This is a fairly typical kind of novel with an interesting conceit. The set up of the novel is that we have a young caretaker working in the house of a woman with traumatic brain injury. The title of the novel comes from the occasional verbal tics of the disabled woman.
But the novel is not centered on her relationship with this woman, who is constantly presented as a kind of foregone conclusion. She’s incredibly mentally and physically damaged by the injury, a car wreck, and will not recover. It’s mentioned a handful of times how her symptoms mirror those of late stage Alzheimer’s. Instead, the novel primarily focuses on the world-weary husband, a very handsome man about 60 who becomes the fascination of the narrator. The narrator is a woman in her 20s, in a relationship with a woman her age, but because she spends most of her time at this house with this disabled woman and her husband, she begins to think a lot about her relationship with this man.

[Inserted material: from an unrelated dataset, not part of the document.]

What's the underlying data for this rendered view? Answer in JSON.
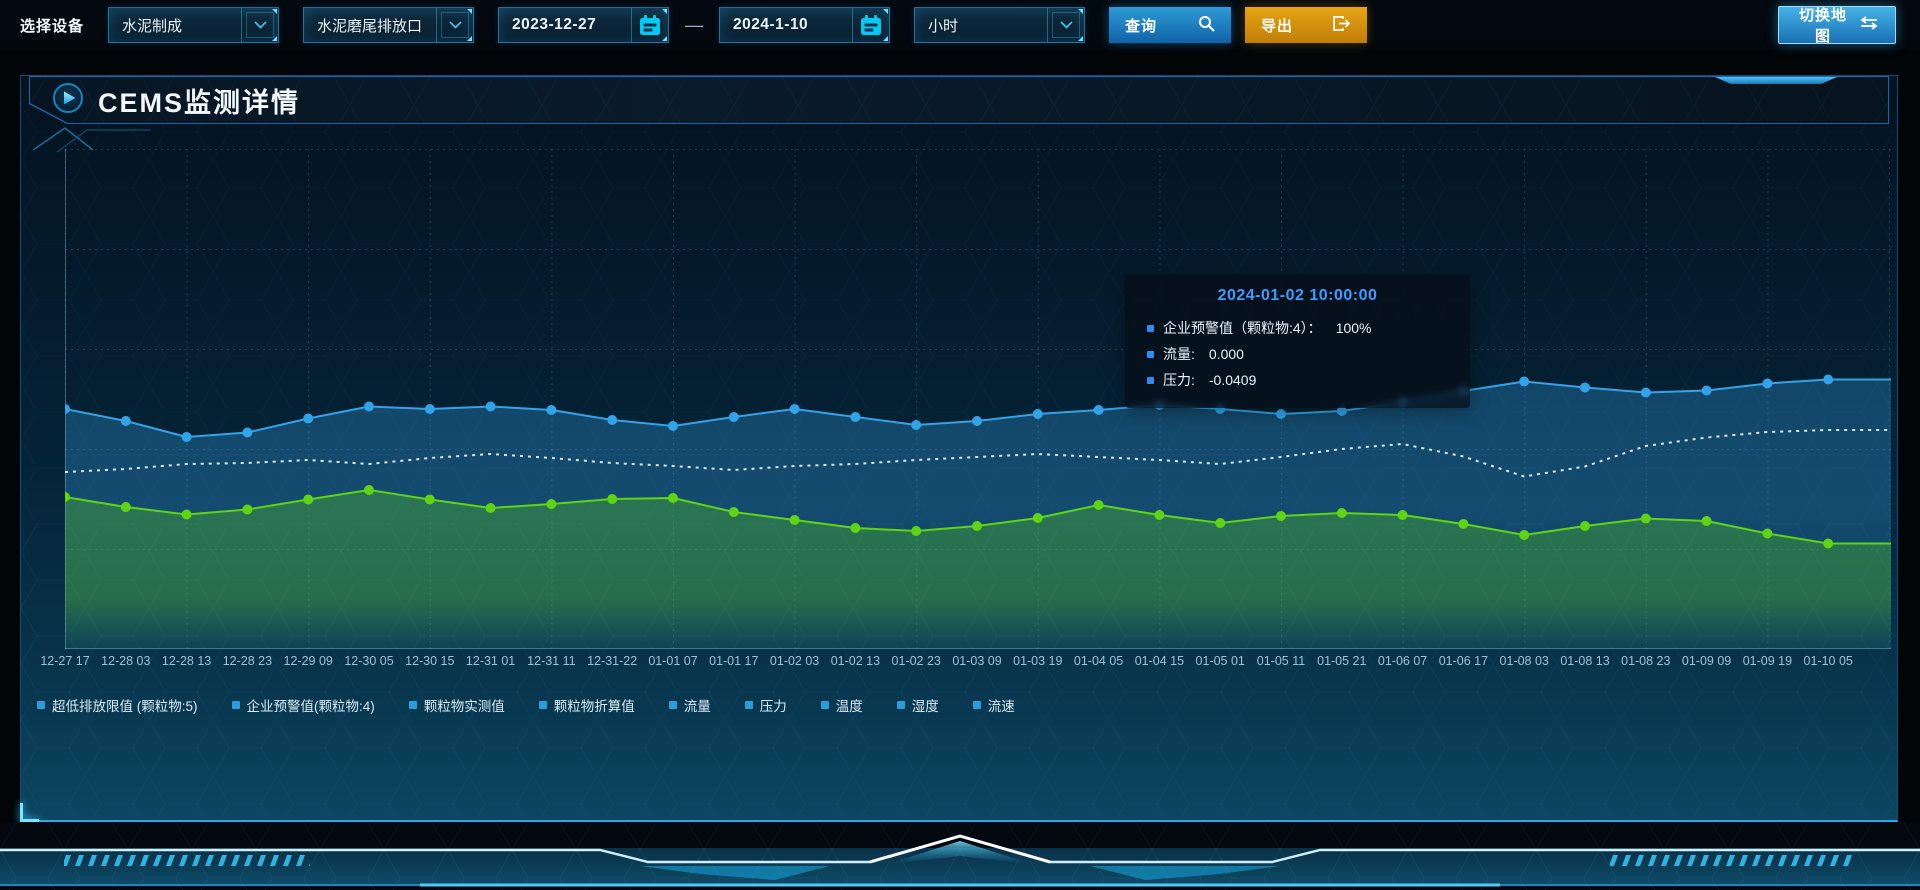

I do think the novel is limited in a lot of ways. It screams first novel in its scope and its voice (and especially content seemingly harvested from the personal experiences of the author). This means a lot of things, but mostly it’s clarifying.
What works about this novel is that this is a novel about feelings, and the exploration of those feelings. It’s not about actions, luckily. If this were a novel of actions I think it would fail. Instead, the feelings are interesting and revealing.